Price of oil in international markets has dropped stunningly 60% in the past twelve months. Among the factors mentioned behind this drastic fall is the millions of barrels of oil produced in the US called shale oil. Look at the supply and demand picture for this commodity and try to analyze its price action. Discuss the impact of price elasticity of supply and demand in the short and long terms.

Respuesta :

Answer:

Elasticity of demand tends to be more price inelastic in the short run

In the long run, consumers become more aware of alternatives

Elasticity of Supply is the measure of the responsiveness in quantity supplied to a change in price for a specific good

Explanation:

Elasticity of Demand in  Short run

In the short run demand is likely be more inelastic (low = less than 1)
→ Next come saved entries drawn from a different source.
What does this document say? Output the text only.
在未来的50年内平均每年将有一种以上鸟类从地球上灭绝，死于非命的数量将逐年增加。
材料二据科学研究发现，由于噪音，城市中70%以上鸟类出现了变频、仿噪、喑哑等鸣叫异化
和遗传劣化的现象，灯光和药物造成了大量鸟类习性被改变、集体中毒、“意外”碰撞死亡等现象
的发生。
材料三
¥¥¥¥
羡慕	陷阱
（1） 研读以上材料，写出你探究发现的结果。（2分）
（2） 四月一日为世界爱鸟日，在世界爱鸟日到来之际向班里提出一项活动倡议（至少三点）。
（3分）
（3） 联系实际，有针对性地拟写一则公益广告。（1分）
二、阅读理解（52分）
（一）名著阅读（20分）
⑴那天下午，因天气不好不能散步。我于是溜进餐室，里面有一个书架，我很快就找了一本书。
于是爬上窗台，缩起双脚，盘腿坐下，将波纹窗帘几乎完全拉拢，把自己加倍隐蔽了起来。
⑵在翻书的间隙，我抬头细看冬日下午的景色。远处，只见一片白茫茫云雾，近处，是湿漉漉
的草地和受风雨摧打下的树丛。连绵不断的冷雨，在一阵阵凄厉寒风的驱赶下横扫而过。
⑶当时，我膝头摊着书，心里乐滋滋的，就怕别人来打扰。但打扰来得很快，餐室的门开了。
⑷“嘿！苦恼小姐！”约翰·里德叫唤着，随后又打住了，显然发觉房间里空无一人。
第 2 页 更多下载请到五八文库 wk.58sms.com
If people are used to buying a good, then when the price goes up, they will tend to keep buying it out of habit. However, when they realise the price rise is permanent they will expend more energy and time in looking for alternatives.

Elasticity of Demand in the Long-run

If the price of a good is expensive for a considerable time period, consumers looking to save money will start trying to find alternatives.

if the goods take a higher percentage of disposable income they may make large changes to their lifestyle.

Elasticity of supply in short-run

The short-run is such a period in which the fixed factors like plants, machinery , etc. cannot be changed. The firm can, therefore raise output by increasing the quantities of variable factors such as labour.

Elasticity of supply in the long-run

The long run supply of a perfectly competitive industry indicates the various quantities of a product offered at various prices. In the long run, the firms can change the existing plant and equipment and they can enter or leave the industry, so that price is always equal to both marginal cost as well as the minimum average cost (Price =LMC = LAC).